Am J Psychiatry. Published online January 1, 2022.[1]

Study Highlights

  • Using Danish nationwide registers, researchers identified 20,759 patients with and 83,036 matched controls without eating disorders.
  • Compared with controls, patients with eating disorders had significantly higher rates of each type of SUD (alcohol: 4.7% vs 1.0%; cannabis: 4.3% vs 1.3%; hard drugs: 4.7% vs 1.3%).
  • Compared with controls without eating disorders or SUD, patients with any eating disorder but without SUD had elevated mortality risk: all-cause, aHR 2.85; external causes, 3.02; internal causes, 2.78.
  • SUD comorbidity affected mortality risk in patients with any eating disorder.
  • Patients with an eating disorder who abused alcohol, cannabis, hard drugs, or various combinations had much higher risk for all-cause mortality (HRs, 4.55-22.99) than their counterparts with eating disorders and no SUDs.
  • Patients with each type of eating disorder and alcohol and/or cannabis abuse had higher risk for all-cause mortality than controls without SUDs (aHR, 11.28 [95% CI, 7.01-18.16] in patients with AN; aHR, 5.86 [95% CI, 3.37-10.1] in patients with BN; and aHR, 10.86 [95% CI, 6.74-17.50] for patients with an unspecified eating disorder).

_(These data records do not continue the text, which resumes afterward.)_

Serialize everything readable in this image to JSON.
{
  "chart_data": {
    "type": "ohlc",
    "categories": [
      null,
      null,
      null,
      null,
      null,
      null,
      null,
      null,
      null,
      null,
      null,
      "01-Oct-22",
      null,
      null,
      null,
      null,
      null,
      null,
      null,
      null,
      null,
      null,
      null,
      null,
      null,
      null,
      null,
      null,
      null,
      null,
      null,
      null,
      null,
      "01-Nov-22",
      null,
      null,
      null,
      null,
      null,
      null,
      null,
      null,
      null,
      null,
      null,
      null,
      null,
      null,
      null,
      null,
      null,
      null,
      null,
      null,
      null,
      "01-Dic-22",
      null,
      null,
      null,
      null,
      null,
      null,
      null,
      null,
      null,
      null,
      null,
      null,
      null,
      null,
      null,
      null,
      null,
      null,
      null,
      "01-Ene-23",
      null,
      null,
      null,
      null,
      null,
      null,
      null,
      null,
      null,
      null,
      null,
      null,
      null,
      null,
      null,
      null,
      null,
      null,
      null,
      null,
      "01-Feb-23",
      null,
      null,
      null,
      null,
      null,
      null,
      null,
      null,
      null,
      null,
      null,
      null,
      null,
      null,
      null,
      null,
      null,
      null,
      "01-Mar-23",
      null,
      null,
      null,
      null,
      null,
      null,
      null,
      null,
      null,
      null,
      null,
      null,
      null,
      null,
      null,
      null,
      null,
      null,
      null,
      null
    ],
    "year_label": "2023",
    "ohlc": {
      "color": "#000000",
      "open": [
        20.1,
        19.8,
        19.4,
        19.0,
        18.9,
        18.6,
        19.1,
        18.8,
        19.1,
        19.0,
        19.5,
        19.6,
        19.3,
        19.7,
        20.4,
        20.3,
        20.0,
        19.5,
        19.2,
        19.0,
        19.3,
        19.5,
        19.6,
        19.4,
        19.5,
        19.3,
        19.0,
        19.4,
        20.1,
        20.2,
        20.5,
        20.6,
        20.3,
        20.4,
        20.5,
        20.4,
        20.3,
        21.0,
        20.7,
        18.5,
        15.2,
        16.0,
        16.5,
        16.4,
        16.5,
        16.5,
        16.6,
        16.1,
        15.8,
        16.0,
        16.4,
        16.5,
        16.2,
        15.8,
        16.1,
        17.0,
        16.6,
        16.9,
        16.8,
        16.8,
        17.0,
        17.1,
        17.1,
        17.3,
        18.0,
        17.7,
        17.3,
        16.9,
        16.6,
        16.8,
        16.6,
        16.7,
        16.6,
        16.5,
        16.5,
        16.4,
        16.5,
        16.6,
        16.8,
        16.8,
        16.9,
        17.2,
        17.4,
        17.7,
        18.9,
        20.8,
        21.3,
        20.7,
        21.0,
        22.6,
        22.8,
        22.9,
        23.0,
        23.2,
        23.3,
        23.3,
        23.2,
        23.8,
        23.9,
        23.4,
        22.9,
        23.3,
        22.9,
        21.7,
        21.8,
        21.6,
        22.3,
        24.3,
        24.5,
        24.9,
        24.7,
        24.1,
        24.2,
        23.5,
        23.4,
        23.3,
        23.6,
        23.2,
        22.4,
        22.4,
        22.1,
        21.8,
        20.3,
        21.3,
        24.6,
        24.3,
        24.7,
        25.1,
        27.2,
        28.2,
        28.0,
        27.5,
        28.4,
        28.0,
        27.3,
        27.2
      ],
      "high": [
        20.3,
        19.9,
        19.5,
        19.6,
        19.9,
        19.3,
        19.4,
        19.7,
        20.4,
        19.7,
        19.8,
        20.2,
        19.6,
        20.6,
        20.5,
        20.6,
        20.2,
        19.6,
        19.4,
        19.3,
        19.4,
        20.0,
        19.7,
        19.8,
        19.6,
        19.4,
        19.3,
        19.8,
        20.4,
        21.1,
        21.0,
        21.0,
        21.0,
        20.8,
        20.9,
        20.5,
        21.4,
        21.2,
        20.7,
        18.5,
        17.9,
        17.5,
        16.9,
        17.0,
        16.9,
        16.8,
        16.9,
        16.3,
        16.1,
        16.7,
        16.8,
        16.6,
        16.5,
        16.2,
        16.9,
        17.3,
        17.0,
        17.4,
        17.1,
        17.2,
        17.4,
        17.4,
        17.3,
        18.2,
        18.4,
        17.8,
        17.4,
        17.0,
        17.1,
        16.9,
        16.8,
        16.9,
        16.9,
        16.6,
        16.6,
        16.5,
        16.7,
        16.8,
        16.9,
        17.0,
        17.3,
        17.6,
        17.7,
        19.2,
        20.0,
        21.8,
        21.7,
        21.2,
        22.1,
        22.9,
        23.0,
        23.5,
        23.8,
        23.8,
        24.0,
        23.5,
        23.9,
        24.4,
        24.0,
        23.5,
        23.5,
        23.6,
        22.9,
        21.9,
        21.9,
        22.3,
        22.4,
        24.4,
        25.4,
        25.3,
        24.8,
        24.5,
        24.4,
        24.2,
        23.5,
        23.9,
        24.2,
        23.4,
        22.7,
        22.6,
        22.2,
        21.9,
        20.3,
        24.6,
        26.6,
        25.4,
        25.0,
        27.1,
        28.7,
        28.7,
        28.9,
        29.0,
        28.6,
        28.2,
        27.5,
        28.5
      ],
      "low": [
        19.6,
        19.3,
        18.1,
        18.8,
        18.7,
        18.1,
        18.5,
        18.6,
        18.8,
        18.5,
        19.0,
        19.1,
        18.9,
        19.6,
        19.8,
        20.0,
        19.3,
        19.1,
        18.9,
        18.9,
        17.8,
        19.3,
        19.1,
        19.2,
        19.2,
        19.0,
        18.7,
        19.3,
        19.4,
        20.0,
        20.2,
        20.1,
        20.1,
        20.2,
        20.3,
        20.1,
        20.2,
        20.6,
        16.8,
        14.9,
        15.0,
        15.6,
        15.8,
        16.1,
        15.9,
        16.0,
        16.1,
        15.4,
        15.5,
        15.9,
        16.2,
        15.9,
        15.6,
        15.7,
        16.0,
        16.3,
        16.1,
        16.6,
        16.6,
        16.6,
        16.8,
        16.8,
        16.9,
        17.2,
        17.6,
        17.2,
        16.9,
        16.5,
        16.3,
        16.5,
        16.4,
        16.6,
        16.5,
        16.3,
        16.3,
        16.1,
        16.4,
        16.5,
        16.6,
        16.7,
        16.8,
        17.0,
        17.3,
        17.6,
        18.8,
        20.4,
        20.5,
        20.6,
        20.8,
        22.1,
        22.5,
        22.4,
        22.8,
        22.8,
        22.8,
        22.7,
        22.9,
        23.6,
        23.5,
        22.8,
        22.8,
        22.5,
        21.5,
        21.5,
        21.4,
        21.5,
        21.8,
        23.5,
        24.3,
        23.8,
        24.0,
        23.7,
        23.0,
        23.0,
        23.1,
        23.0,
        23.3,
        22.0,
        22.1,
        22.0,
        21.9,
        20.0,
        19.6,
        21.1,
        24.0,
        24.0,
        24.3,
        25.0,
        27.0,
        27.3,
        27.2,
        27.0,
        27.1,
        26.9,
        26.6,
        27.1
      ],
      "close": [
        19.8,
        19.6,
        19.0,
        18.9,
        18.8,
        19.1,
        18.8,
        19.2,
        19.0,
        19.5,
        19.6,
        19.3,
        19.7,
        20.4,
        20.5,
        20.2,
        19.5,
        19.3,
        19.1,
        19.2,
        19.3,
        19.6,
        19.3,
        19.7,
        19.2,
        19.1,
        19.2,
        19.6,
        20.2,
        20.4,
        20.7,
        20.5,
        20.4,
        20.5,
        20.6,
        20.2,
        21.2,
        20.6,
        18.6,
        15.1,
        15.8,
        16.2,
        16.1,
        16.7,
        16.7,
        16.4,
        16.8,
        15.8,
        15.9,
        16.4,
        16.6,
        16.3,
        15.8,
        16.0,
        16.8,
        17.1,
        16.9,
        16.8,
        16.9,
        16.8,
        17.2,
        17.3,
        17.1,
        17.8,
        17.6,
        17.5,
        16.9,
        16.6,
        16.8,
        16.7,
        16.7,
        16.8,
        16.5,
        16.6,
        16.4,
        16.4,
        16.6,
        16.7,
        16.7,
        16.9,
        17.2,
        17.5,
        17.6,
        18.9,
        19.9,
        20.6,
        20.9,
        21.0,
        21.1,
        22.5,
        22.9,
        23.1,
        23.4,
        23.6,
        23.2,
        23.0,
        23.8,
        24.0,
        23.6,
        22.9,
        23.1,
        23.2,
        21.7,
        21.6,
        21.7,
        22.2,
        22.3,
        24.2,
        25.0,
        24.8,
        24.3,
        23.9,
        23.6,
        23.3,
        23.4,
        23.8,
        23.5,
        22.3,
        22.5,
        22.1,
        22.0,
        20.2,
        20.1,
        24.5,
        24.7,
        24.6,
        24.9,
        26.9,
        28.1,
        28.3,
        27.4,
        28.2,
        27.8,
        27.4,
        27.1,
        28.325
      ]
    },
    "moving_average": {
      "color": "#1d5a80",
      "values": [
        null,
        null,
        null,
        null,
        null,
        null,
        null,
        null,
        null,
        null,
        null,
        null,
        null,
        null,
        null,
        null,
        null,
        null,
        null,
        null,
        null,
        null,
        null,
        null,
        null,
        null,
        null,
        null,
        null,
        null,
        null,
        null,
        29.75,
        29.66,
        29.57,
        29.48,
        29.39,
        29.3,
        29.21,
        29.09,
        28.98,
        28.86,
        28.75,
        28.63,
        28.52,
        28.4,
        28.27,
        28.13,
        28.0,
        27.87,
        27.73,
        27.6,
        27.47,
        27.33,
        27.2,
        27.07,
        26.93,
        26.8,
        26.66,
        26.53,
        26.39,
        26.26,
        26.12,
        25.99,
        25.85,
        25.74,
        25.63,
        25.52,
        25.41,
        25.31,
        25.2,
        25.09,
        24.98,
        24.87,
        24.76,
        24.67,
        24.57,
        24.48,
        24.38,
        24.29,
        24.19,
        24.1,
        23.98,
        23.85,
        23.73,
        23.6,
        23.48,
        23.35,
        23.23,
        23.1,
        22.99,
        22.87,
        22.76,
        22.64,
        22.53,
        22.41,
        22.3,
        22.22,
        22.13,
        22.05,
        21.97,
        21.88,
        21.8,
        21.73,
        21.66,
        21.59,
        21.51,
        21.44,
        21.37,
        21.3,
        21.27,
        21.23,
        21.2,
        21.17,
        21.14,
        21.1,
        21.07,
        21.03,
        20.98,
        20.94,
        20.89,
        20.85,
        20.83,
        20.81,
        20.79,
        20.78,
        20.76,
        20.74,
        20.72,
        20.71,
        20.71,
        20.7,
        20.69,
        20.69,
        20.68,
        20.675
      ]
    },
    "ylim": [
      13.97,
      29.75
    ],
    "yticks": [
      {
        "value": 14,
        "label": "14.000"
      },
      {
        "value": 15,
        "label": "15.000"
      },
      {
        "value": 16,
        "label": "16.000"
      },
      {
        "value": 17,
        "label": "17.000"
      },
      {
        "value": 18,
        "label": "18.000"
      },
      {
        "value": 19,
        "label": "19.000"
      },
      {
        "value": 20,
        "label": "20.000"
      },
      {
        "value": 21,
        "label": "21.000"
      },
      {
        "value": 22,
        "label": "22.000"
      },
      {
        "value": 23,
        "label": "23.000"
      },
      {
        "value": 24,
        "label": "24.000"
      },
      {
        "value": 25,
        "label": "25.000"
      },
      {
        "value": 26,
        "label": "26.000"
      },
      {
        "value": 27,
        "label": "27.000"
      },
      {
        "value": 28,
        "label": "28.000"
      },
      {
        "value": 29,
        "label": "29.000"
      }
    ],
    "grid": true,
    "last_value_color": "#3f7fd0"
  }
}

  • For abuse of hard drugs alone or combined with alcohol and/or cannabis, aHRs for all-cause mortality were 22.34 (95% CI, 15.13-33.00) in AN, 11.43 (95% CI, 7.14-18.28) in BN, and 15.53 (95% CI, 10.15-23.78) in unspecified eating disorder--much higher than in those without SUDs (3.21 [95% CI, 2.43-4.23], 1.24 [95% CI, 0.88-1.77], and 4.75 [95% CI, 3.57-6.31], respectively).

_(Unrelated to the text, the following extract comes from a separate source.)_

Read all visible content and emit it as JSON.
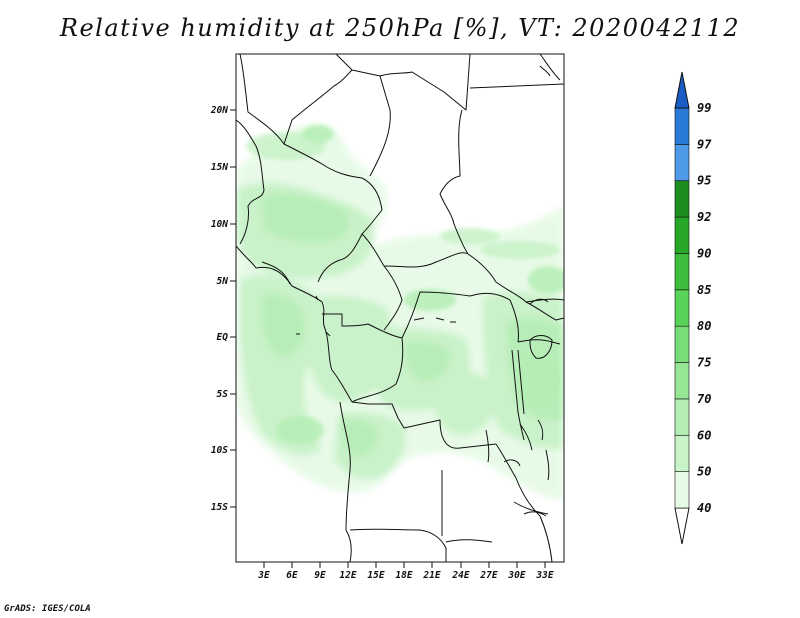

  • Mortality risk was higher in patients with eating disorders who abused alcohol alone (subhazard ratio, 11.35) than hard drugs alone (subhazard ratio, 4.74) or hard drugs plus alcohol (subhazard ratio, 9.68).
  • Compared with control subjects without SUDs, those with SUDs also had elevated risk for all-cause mortality, but to a much lesser degree than patients with eating disorders with SUDs.

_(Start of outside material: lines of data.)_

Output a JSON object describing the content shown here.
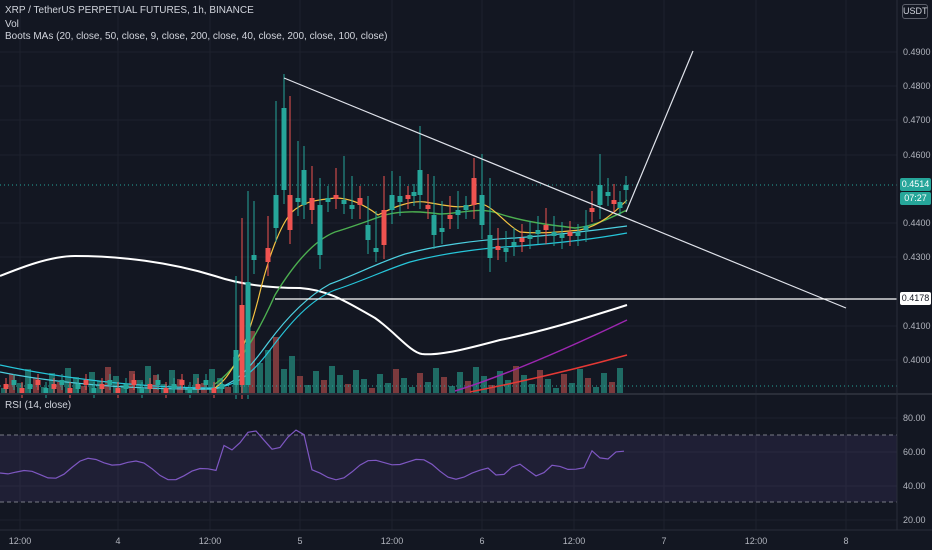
{
  "header": {
    "symbol_title": "XRP / TetherUS PERPETUAL FUTURES, 1h, BINANCE",
    "vol_label": "Vol",
    "ma_label": "Boots MAs (20, close, 50, close, 9, close, 200, close, 40, close, 200, close, 100, close)",
    "currency": "USDT"
  },
  "rsi": {
    "label": "RSI (14, close)",
    "ticks": [
      "80.00",
      "60.00",
      "40.00",
      "20.00"
    ]
  },
  "price_axis": {
    "ticks": [
      "0.4900",
      "0.4800",
      "0.4700",
      "0.4600",
      "0.4400",
      "0.4300",
      "0.4100",
      "0.4000"
    ],
    "last_price": "0.4514",
    "countdown": "07:27",
    "line_price": "0.4178"
  },
  "time_axis": {
    "ticks": [
      "12:00",
      "4",
      "12:00",
      "5",
      "12:00",
      "6",
      "12:00",
      "7",
      "12:00",
      "8"
    ]
  },
  "colors": {
    "background": "#131722",
    "up": "#26a69a",
    "down": "#ef5350",
    "rsi_line": "#7e57c2",
    "ma_white": "#ffffff",
    "ma_yellow": "#f5c342",
    "ma_green": "#4caf50",
    "ma_teal": "#26c6da",
    "ma_purple": "#9c27b0",
    "ma_red": "#e53935"
  }
}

  • The investigators concluded that SUDs have an additive effect on excess mortality in patients with eating disorders, mandating SUD prevention and treatment in these patients to reduce mortality.
  • Higher mortality risk in patients with eating disorders who abused alcohol alone than in those who abused hard drugs alone or hard drugs plus alcohol may relate to greater physical damage caused by alcohol than by cocaine, other stimulants, and certain other hard drugs.
  • Pattern of risk differed across the eating disorder types: those with AN or unspecified eating disorder both with and without SUDs had elevated risk vs respective controls without SUDs, but risk was much higher in patients with AN and unspecified eating disorder with SUDs, particularly hard drug abuse or dependence.
  • Among patients with BN, only those with SUDs had elevated risk for all-cause mortality vs respective controls, and hard drug abuse or dependence was associated with the greatest risk.
  • Preventing and treating SUDs to reduce excess mortality in eating disorders is especially important for patients with AN who abuse hard drugs, as they were the most susceptible to premature death.
  • As SUD appears to be the driving factor behind mortality in patients with BN, preventing and treating SUDs would help mitigate BN-associated mortality.
  • Clinicians should thoroughly evaluate patients with eating disorders for SUDs.
  • To improve treatment effectiveness and save lives, future research should address mechanisms underlying both eating disorders and SUDs, such as impulsivity or altered reward responsiveness.
  • Study limitations include likely predominance of more severe cases, limiting generalizability to untreated patients or those seen in general practice, and inability to further distinguish specific "hard drugs," to adjust for tobacco use disorder, or to calculate cause-specific mortality risk for specific eating disorders.

Clinical Implications

  • SUDs have an additive effect on excess mortality in eating disorders.
  • The findings mandate SUD prevention and treatment in these patients to reduce mortality.
  • Implications for the Health Care Team: Members of the healthcare team should thoroughly assess patients with eating disorders for SUDs.